Aujourd’hui, il n’est pas facile de trouver des détracteurs de l’investissement en immobilier. De fait, tout le monde semble parler d’une seule voix et vous rebat les oreilles en vous faisant presque culpabiliser si à 40 ans vous n’êtes pas encore multipropriétaire (on exagère à peine). Le banquier (vous avez vu comme les taux sont bas?), l’agent immobilier (vous avez constaté comme le marché belge est solide?), le planificateur de pension (vous comptez vraiment sur votre pension légale pour maintenir votre train de vie à la retraite?). Bref, tout le monde vous (nous) met la pression.

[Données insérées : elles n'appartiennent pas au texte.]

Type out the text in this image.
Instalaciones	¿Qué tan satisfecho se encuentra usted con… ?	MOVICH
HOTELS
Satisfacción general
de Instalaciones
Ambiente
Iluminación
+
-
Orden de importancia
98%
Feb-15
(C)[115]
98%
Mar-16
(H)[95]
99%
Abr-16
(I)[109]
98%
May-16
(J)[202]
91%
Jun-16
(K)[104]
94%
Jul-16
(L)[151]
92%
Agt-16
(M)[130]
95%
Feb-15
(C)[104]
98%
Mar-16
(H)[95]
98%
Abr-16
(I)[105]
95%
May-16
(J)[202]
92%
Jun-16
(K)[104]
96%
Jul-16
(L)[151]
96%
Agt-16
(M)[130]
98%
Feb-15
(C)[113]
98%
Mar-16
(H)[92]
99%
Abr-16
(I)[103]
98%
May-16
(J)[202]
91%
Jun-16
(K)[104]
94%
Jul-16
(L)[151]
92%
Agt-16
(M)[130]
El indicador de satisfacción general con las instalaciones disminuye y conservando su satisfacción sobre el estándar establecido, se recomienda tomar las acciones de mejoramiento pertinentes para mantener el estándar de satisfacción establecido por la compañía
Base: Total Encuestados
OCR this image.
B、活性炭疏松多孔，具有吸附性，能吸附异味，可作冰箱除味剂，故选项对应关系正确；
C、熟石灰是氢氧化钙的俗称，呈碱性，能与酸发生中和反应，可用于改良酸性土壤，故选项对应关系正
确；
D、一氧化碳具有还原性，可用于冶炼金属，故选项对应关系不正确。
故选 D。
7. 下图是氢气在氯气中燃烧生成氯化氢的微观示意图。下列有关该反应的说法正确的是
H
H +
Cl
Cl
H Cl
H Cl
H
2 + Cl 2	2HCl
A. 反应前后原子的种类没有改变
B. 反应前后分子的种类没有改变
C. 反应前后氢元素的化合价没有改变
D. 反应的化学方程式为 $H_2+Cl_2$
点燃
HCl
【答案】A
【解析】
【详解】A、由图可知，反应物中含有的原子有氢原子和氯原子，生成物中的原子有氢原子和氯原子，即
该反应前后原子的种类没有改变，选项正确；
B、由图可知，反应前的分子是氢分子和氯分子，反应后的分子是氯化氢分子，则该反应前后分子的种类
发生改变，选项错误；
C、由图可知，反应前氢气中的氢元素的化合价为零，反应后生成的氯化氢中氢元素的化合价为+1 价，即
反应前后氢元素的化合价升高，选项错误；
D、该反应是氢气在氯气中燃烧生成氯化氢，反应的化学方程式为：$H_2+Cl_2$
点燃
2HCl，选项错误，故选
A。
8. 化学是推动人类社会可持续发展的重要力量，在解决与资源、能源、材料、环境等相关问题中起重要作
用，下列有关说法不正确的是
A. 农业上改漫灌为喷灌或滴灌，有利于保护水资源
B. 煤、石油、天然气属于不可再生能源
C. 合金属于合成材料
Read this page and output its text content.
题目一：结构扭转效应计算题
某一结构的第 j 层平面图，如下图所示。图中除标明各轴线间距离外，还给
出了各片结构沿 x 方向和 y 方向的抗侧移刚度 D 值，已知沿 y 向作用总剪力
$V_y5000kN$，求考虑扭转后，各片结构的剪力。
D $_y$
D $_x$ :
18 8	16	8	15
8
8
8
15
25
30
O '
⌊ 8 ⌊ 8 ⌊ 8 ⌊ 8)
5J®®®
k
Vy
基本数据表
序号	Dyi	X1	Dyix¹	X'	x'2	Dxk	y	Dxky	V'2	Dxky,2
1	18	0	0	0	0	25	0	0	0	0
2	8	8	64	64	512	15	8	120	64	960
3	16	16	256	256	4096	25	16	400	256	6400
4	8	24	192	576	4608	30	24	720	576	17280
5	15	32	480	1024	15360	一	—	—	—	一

En fait, ce n’est pas que vous ne voulez pas — même si pour vous, celui qui ne possède pas un immeuble de rapport à quarante ans n’a pas forcément raté sa vie -, mais c’est que vous ne pouvez pas. Eh non, vous n’avez pas 100.000 euros qui dépérissent sur votre compte d’épargne. Et vous faites déjà un maximum pour vous constituer un capital pension qui tienne un minimum la route: vous avez une épargne-pension, une assurance groupe (ou un plan de pension complémentaire si vous êtes indépendant) et vous épargnez dans le quatrième pilier (c’est-à-dire celui que vous vous constituez tout seul, sans aide fiscale) via des fonds d’investissement. Et puis vous remboursez déjà un crédit hypothécaire pour votre habitation propre. Bref, vous êtes plutôt "bon élève".
En Région bruxelloise, l’abattement sur la première tranche de 175.000 euros du prix d’achat représente une économie fiscale de plus de 20.000 euros pour celui qui a l’occasion de se domicilier dans le bien qu’il a acheté.
Ceci dit, il est vrai que vous pourriez sécuriser davantage votre destin financier si vous parveniez à acheter quelques briques supplémentaires. Bonne nouvelle: dans les faits, il n’est pas nécessaire d’avoir des dizaines de milliers d’euros sur votre compte pour devenir propriétaire.
Parce que nous devons bien partir d’une hypothèse, imaginons que vous ayez réussi à épargner 25.000 euros, ou que votre oncle d’Amérique vous envoie un énorme chèque ou encore que vos parents ont décidé de vous faire un cadeau de Noël vraiment… généreux. Bref, imaginons que vous avez 25.000 euros en poche. Comment pouvez-vous investir dans un bien immobilier en utilisant ce capital?
1. En visant un petit bien
Si vous ne disposez que de 25.000 euros, ce montant servira à payer les frais de notaire et une partie (20%) du prix d’acquisition de votre bien. On ne va pas se mentir, votre choix sera assez limité. Étant donné que la banque se bornera, en général, à vous prêter 80% de quotité, ce qui est l’usage lorsque vous empruntez pour investir, votre budget sera plafonné à 70.000 euros hors frais.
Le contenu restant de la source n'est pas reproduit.